Au cours de cette année marquée mondialement par la pandémie de COVID-19, le Deutschrap aura tenu le rang mondial qui est le sien. Toujours sur une pente croissante, dynamique et passionnée, les têtes d’affiche étaient toutes au rendez-vous : Gzuz est sorti de prison pile pour défendre son nouveau projet homonyme, Samra a enfin sorti son premier album solo, puis annoncé son deuxième dans la foulée, celui de Haze a tenu toutes ses promesses, Capital Bra a vendu des pizzas (puis des jus de fruits) à son effigie et nombreux ont dû décaler leurs box (Azad, Bushido, Kool Savas, Silla) à cause notamment de la crise sanitaire. Voici notre sélection de rigueur, partagée entre Berlin et Francfort, en passant par Düsseldorf.
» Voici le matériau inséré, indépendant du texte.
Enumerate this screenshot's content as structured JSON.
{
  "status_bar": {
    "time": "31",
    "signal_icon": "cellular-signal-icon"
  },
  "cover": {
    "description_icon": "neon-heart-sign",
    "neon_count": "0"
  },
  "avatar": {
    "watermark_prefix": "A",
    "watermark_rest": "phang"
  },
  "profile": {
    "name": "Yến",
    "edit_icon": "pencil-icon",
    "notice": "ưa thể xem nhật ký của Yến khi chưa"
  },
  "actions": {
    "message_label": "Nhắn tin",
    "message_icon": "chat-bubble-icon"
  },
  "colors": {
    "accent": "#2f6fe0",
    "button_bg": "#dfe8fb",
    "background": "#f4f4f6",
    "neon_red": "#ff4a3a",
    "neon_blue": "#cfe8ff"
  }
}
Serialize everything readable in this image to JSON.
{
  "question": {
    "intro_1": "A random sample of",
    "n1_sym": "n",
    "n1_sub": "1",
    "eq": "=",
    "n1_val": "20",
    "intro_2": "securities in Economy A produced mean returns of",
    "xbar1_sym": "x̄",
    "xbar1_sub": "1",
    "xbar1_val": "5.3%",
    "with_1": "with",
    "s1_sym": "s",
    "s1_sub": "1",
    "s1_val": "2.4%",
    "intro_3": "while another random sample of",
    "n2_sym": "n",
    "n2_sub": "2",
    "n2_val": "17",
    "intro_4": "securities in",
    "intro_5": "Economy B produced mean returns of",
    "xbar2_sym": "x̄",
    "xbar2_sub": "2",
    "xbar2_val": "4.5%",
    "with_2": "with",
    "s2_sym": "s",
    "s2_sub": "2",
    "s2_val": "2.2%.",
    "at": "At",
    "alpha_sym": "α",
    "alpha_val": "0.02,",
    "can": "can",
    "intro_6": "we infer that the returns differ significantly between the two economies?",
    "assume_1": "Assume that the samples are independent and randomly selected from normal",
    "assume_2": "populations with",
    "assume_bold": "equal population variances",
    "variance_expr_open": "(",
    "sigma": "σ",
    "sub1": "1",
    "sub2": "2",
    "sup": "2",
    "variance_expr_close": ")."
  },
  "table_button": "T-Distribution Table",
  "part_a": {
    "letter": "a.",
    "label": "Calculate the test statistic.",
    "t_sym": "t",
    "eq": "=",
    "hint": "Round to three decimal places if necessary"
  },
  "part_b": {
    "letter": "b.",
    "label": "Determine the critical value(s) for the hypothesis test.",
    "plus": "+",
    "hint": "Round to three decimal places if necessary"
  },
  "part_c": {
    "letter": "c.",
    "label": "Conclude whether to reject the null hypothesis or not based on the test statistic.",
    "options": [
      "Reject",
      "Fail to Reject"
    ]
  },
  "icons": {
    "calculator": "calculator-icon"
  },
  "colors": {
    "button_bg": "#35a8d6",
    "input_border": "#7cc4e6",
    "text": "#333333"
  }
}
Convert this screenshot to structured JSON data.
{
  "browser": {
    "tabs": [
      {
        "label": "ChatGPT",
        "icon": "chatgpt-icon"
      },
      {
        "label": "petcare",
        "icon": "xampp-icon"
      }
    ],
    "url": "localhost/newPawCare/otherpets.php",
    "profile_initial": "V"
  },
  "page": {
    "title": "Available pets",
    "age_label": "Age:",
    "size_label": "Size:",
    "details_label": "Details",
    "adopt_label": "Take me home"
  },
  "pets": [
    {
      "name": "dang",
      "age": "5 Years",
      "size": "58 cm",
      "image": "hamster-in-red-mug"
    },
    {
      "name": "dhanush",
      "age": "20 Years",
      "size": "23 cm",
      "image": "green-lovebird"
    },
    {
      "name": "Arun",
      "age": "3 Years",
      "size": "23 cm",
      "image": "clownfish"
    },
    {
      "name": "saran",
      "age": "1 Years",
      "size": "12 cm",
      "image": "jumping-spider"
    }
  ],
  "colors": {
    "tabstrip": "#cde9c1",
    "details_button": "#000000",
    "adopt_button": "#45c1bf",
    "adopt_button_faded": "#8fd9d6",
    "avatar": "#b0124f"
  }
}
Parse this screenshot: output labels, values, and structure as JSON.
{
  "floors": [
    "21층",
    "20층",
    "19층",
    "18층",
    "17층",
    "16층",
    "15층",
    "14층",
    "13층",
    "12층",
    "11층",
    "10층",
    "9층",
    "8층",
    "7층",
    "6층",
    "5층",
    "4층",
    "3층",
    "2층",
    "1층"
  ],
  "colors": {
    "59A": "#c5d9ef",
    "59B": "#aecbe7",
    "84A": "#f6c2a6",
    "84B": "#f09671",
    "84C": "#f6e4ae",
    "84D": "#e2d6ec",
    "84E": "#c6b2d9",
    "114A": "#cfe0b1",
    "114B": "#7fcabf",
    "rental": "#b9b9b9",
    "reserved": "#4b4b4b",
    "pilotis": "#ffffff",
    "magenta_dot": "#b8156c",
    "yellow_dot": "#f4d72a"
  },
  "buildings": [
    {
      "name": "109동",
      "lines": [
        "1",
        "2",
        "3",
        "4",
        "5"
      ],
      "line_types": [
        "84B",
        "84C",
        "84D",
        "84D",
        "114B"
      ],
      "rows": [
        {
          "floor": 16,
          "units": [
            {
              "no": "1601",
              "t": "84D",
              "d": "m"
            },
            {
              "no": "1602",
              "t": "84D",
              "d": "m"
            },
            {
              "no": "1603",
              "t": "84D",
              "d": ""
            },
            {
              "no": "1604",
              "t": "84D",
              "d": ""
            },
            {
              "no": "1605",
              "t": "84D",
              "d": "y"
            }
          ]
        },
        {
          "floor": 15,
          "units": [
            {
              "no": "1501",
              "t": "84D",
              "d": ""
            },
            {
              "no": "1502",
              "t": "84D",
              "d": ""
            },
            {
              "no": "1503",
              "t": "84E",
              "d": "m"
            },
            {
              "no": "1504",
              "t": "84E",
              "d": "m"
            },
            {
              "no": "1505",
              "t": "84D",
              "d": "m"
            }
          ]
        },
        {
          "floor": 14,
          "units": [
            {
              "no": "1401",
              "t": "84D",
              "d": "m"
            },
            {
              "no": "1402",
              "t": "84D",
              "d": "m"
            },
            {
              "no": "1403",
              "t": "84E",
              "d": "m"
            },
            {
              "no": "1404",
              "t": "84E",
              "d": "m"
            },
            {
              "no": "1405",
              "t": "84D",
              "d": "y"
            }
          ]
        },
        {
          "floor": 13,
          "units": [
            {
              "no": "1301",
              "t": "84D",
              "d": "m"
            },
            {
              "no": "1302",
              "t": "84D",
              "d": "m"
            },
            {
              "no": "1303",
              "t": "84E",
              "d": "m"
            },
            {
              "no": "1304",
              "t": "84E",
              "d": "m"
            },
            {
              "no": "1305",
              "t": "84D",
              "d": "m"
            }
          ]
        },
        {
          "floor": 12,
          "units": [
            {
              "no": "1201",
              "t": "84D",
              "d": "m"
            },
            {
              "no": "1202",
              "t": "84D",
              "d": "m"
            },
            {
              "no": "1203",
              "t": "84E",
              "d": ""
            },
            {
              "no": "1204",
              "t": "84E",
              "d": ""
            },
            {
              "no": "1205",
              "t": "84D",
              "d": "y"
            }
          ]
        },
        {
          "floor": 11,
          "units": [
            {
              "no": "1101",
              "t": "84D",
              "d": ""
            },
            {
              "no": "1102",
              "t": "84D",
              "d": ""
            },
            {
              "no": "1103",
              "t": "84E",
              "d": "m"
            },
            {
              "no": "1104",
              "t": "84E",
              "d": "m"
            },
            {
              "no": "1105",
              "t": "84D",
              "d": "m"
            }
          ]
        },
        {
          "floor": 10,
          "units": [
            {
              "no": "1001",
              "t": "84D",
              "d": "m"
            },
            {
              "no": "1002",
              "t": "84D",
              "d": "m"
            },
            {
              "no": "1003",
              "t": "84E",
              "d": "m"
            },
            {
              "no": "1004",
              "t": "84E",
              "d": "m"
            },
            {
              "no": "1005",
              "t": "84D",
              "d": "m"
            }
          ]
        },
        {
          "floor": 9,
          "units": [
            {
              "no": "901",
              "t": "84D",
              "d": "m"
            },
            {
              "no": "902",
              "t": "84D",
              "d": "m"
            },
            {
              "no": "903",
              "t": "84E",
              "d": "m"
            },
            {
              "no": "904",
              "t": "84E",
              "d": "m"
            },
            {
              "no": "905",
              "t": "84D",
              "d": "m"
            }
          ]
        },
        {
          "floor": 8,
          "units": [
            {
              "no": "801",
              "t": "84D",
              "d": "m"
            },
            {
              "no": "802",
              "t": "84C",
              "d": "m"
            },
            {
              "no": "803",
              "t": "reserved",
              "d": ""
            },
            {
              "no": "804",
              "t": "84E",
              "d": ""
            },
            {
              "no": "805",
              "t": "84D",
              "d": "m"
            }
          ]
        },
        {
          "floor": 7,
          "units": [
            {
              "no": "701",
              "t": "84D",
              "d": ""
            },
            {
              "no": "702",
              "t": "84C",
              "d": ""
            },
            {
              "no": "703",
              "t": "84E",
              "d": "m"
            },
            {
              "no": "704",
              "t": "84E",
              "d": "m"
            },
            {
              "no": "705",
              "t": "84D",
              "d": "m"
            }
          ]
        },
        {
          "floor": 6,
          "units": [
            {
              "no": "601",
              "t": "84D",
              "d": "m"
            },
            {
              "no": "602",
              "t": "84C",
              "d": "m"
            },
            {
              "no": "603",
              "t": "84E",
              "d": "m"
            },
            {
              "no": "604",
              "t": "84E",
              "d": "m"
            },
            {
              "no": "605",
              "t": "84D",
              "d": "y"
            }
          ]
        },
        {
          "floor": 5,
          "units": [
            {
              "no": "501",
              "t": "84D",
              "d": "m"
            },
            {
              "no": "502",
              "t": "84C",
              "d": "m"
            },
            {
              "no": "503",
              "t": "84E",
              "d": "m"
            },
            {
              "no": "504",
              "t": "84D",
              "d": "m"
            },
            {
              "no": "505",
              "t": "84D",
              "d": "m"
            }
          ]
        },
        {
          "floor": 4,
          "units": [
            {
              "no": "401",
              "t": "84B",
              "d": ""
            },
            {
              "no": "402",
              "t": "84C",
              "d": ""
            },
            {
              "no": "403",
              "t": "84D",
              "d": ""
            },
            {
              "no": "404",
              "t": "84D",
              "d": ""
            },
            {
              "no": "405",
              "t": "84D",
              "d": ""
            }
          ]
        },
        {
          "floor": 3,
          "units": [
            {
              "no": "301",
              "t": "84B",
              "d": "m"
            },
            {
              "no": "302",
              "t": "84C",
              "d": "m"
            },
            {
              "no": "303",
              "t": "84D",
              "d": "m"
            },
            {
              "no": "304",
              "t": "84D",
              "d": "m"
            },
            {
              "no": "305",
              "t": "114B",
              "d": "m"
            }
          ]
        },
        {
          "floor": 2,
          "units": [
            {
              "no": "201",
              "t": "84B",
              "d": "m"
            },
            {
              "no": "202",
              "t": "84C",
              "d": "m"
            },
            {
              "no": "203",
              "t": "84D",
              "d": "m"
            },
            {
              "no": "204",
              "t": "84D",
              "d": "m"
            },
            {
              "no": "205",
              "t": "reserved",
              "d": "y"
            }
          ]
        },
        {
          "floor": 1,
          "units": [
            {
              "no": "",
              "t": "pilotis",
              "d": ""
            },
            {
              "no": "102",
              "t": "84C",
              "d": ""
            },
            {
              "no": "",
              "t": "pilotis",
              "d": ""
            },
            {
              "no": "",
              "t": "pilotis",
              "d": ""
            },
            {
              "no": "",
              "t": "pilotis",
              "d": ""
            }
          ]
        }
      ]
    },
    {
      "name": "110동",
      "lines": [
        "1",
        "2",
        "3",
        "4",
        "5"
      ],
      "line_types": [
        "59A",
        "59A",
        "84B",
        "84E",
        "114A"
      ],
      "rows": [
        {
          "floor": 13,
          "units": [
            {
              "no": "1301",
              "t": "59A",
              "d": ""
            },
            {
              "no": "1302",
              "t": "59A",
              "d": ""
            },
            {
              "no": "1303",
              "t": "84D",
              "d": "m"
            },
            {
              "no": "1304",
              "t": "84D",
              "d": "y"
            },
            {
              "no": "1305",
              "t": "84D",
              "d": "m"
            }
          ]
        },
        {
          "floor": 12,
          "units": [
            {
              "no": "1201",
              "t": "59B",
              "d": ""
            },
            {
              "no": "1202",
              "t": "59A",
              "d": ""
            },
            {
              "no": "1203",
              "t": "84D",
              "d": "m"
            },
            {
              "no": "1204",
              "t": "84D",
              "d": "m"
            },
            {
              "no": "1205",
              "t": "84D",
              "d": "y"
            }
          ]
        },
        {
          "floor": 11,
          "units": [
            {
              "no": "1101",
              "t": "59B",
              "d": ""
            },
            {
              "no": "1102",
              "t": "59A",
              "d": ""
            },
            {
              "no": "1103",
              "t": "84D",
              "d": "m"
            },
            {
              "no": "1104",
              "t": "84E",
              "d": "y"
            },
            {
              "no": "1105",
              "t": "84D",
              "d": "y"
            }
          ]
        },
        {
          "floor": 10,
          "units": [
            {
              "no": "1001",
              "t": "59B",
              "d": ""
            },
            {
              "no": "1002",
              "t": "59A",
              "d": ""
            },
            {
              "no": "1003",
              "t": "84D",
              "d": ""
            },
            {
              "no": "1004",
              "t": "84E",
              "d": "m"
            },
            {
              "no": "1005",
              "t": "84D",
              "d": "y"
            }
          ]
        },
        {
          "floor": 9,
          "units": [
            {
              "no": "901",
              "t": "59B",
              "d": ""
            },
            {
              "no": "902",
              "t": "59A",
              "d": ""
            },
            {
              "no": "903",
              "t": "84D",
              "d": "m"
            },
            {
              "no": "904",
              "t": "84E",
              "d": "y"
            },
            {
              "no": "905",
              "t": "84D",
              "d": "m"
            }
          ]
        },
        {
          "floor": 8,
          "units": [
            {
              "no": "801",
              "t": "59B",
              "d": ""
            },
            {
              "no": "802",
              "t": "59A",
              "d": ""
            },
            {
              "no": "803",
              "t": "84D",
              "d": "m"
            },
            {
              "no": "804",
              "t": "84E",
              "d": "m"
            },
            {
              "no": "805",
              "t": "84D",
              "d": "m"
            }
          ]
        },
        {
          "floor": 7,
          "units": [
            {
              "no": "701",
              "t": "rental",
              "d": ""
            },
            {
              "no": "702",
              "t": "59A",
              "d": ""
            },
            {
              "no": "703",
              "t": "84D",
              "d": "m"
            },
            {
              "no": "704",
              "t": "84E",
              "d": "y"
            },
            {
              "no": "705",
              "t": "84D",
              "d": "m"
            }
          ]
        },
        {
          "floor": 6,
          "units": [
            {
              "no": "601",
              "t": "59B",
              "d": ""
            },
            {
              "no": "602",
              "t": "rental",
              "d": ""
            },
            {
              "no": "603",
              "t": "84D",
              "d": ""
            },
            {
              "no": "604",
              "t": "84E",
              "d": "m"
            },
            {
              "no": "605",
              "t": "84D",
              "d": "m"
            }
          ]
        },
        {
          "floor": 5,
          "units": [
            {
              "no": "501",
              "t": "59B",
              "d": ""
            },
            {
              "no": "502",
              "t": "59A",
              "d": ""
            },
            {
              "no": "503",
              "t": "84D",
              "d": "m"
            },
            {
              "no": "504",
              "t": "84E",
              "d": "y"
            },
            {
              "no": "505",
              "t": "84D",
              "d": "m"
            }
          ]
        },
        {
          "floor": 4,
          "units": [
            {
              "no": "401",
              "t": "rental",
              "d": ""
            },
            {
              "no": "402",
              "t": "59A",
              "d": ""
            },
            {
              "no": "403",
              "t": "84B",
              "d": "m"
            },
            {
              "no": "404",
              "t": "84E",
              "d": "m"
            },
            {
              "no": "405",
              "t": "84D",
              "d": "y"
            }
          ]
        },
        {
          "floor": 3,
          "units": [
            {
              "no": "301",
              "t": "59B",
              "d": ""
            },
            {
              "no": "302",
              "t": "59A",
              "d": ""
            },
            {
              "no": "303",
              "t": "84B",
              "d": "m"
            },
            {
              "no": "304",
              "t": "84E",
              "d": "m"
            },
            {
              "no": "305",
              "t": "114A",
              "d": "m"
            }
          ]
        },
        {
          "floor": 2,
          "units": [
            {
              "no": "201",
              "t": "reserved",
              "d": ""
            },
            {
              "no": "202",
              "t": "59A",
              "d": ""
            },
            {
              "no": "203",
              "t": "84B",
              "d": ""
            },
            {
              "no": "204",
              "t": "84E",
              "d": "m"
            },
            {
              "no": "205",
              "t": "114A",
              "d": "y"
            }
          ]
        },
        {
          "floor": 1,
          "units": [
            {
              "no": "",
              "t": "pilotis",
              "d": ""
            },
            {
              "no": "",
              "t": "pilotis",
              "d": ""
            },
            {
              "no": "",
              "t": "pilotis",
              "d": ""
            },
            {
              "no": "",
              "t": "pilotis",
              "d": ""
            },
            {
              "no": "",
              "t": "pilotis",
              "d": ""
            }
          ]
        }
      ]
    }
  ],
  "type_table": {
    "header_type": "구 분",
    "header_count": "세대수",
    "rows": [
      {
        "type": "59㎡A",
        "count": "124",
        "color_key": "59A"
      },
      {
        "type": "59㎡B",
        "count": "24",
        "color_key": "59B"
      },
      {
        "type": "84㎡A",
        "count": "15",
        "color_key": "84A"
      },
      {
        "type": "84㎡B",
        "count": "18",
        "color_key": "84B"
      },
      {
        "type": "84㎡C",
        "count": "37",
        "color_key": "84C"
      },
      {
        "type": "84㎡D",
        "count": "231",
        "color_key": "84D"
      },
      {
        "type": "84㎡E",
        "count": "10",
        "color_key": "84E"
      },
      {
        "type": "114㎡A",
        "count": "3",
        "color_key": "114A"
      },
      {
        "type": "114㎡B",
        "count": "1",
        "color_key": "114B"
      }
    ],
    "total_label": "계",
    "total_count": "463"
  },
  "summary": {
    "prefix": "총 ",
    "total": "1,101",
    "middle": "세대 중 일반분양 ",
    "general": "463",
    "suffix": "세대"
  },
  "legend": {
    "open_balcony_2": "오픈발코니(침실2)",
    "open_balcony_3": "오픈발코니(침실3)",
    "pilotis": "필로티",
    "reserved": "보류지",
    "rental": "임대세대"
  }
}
1 – Gringo, HK & ESO.ES – Piranhas

Un mois avant sa disparition, Bill Withers aura reçu un bel hommage en provenance d’Allemagne, cette superbe reprise du refrain classique « Ain’t no sunshine ». Une version modernisée avec ce refrain new r&b, et de bons couplets rappés dans la langue de Goethe dont l’histoire ne dit pas si le génial chanteur de soul aura eu vent. Toujours est-il que « Piranhas » est un titre hyper efficace, assurément l’un des plus marquants sortis en 2020 Outre-Rhin. Gringo s’installe progressivement comme l’une des plus belles promesses que compte le Straßenrap et l’on se hâte de la sortie du prochain album du Berlinois.

2 – Savvy – Rauchschwaden

4 EP dont deux produits par MotB, des titres inédits par-ci par-là : Savvy n’a pas passé que le confinement en studio mais bien toute l’année 2020 ! Le Berlinois, hyperactif membre du crew 245, se démarque peu à peu sur la scène underground allemande, réussissant à rapper sur des vibes jazzy rappelant les Nineties ou à surprendre sur des beats trap ou cloud beaucoup plus d’actualité. « Rauchschwaden », extrait du EP Kleinwagen Tape, illustre bien la première couleur mentionnée mais n’hésitez pas à aller jeter une oreille à l’EP 35mm pour découvrir l’autre facette de sa musique, toute aussi intéressante.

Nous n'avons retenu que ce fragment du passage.